Orders (one for each child), Family Court, New York County (Jane Pearl, J.), entered on or about July 30, 2015, which, upon a determination of permanent neglect, terminated respondents' parental rights and transferred custody and guardianship of the subject children to petitioner agency and the Commissioner of the Administration for Children's Services for the purpose of adoption, unanimously affirmed, without costs.
Family Court's determination that respondents permanently neglected the subject children is supported by clear and convincing evidence (Social Services Law § 384-b[7][a]; [3][g][i]). The agency engaged in diligent efforts to encourage and strengthen respondents' relationship with the children by, among other things, developing individualized plans tailored to fit their situation and needs, and providing referrals for, among other things, parenting skills, anger management, and individual counseling (id. § 384-b[7][f]; Matter of Adam Mike M. [Jeffrey M.], 104 AD3d 572, 573 [1st Dept 2013]). Despite these efforts, respondents only partially complied with the service plan and failed to benefit from the services offered, as they continue to deny responsibility for the conditions necessitating the children's removal from their care (104 AD3d at 573; see also Matter of Samantha C., 305 AD2d 167, 168 [1st Dept 2003], lv denied 100 NY2d 508 [2003]).
Moreover, after respondents completed some services, they knowingly orchestrated the unauthorized removal of the children from the agency, setting off a week-long manhunt that only ended when the van they and the children were in was surrounded by police officers who had their guns drawn. Respondents embarked on this journey without the children's medications, and [*2]the children reported that they did not have enough to eat, that they were forced to sleep in the van and to urinate in bottles, and that at least two of them were beaten. Respondents' decision to subject the children to this harrowing ordeal and their inability to appreciate the traumatic effect it had on the children — as well as the father's inability to spend even one week with the children without resorting to corporal punishment — constituted clear and convincing evidence that respondents did not benefit from services (id.).
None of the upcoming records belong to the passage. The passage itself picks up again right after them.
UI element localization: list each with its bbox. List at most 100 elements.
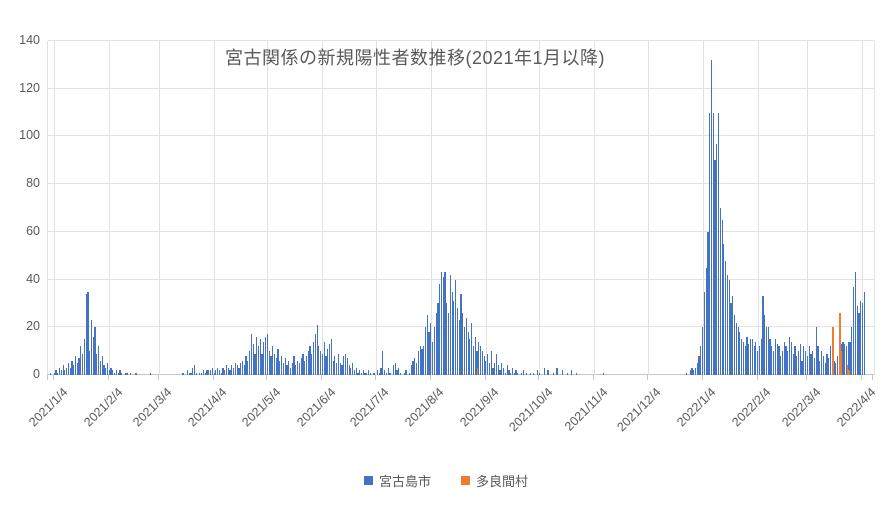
bar-miyakojima <box>710 60 713 375</box>
bar-miyakojima <box>822 355 824 375</box>
bar-miyakojima <box>341 365 343 375</box>
bar-miyakojima <box>774 339 776 375</box>
bar-miyakojima <box>749 339 752 375</box>
bar-miyakojima <box>256 336 258 375</box>
gridline-x <box>430 41 432 375</box>
bar-miyakojima <box>227 367 229 375</box>
y-axis-tick-label: 140 <box>19 33 40 47</box>
gridline-y <box>48 278 874 280</box>
bar-tarama <box>477 367 479 375</box>
bar-miyakojima <box>360 372 363 375</box>
bar-miyakojima <box>765 327 768 375</box>
bar-miyakojima <box>224 370 226 375</box>
x-axis-tick <box>593 375 595 380</box>
bar-miyakojima <box>272 346 274 375</box>
bar-miyakojima <box>826 353 828 375</box>
bar-miyakojima <box>552 372 554 375</box>
bar-miyakojima <box>465 317 467 375</box>
bar-miyakojima <box>462 312 464 375</box>
bar-miyakojima <box>108 370 110 375</box>
bar-miyakojima <box>449 274 451 375</box>
bar-miyakojima <box>316 324 318 375</box>
gridline-x <box>54 41 56 375</box>
bar-miyakojima <box>829 346 832 375</box>
bar-miyakojima <box>204 372 206 375</box>
bar-miyakojima <box>83 339 85 375</box>
x-axis-tick <box>321 375 323 380</box>
bar-miyakojima <box>801 360 803 375</box>
bar-miyakojima <box>249 351 251 375</box>
bar-miyakojima <box>300 358 302 375</box>
bar-miyakojima <box>792 353 794 375</box>
bar-miyakojima <box>520 372 522 375</box>
bar-tarama <box>848 370 850 375</box>
bar-miyakojima <box>430 322 432 375</box>
legend-swatch-icon <box>461 475 470 485</box>
bar-miyakojima <box>328 344 331 375</box>
bar-tarama <box>839 312 841 375</box>
bar-miyakojima <box>602 372 604 375</box>
gridline-x <box>375 41 377 375</box>
y-axis-tick-label: 60 <box>26 223 40 238</box>
bar-miyakojima <box>821 351 823 375</box>
bar-miyakojima <box>357 372 359 375</box>
bar-miyakojima <box>833 360 835 375</box>
bar-miyakojima <box>467 332 469 375</box>
bar-miyakojima <box>817 346 819 375</box>
x-axis-tick <box>538 375 540 380</box>
bar-miyakojima <box>241 360 244 375</box>
bar-miyakojima <box>471 322 473 375</box>
bar-miyakojima <box>803 346 805 375</box>
bar-miyakojima <box>314 334 316 375</box>
bar-miyakojima <box>385 372 387 375</box>
bar-miyakojima <box>225 365 228 375</box>
chart-title: 宮古関係の新規陽性者数推移(2021年1月以降) <box>224 48 606 68</box>
bar-miyakojima <box>700 346 702 375</box>
bar-miyakojima <box>149 372 151 375</box>
bar-miyakojima <box>320 351 322 375</box>
bar-miyakojima <box>295 365 297 375</box>
x-axis-tick-label: 2021/3/4 <box>130 385 175 430</box>
bar-miyakojima <box>723 243 725 375</box>
bar-miyakojima <box>71 360 73 375</box>
bar-miyakojima <box>444 272 446 375</box>
x-axis-tick-label: 2021/9/4 <box>457 385 502 430</box>
bar-miyakojima <box>350 367 352 375</box>
bar-miyakojima <box>343 355 345 375</box>
bar-miyakojima <box>831 353 833 375</box>
bar-miyakojima <box>416 363 418 375</box>
bar-miyakojima <box>748 344 750 375</box>
bar-miyakojima <box>201 372 203 375</box>
plot-area <box>47 40 875 375</box>
bar-miyakojima <box>499 370 501 375</box>
bar-miyakojima <box>508 370 510 375</box>
bar-tarama <box>846 365 848 375</box>
gridline-x <box>594 41 596 375</box>
bar-miyakojima <box>446 303 448 375</box>
bar-tarama <box>832 327 834 375</box>
x-axis-tick-label: 2022/1/4 <box>674 385 719 430</box>
bar-miyakojima <box>215 370 217 375</box>
bar-miyakojima <box>114 372 116 375</box>
bar-miyakojima <box>330 339 332 375</box>
bar-miyakojima <box>353 370 356 375</box>
bar-miyakojima <box>119 370 121 375</box>
legend-item-miyakojima: 宮古島市 <box>363 471 431 490</box>
bar-miyakojima <box>277 348 279 375</box>
bar-miyakojima <box>547 370 549 375</box>
bar-miyakojima <box>50 372 52 375</box>
bar-miyakojima <box>847 341 849 375</box>
bar-miyakojima <box>364 372 366 375</box>
bar-miyakojima <box>247 360 249 375</box>
bar-miyakojima <box>217 367 219 375</box>
x-axis-tick <box>484 375 486 380</box>
x-axis-tick <box>213 375 215 380</box>
bar-miyakojima <box>321 353 324 375</box>
bar-miyakojima <box>73 365 75 375</box>
bar-miyakojima <box>336 363 338 375</box>
bar-miyakojima <box>490 351 492 375</box>
bar-miyakojima <box>80 346 82 375</box>
bar-miyakojima <box>96 353 98 375</box>
bar-miyakojima <box>90 320 93 375</box>
gridline-x <box>322 41 324 375</box>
The preponderance of the evidence supports Family Court's determination that termination of respondents' parental rights is in the best interests of the children, as the children have been in stable and loving foster homes for several years, all of their basic needs are being met and their foster parents want to adopt
them (Matter of Jayvon Nathaniel L. [Natasha A.], 70 AD3d 580 [1st Dept 2010]). The circumstances presented do not warrant a suspended judgment (id.).
THIS CONSTITUTES THE DECISION AND ORDER
OF THE SUPREME COURT, APPELLATE DIVISION, FIRST DEPARTMENT.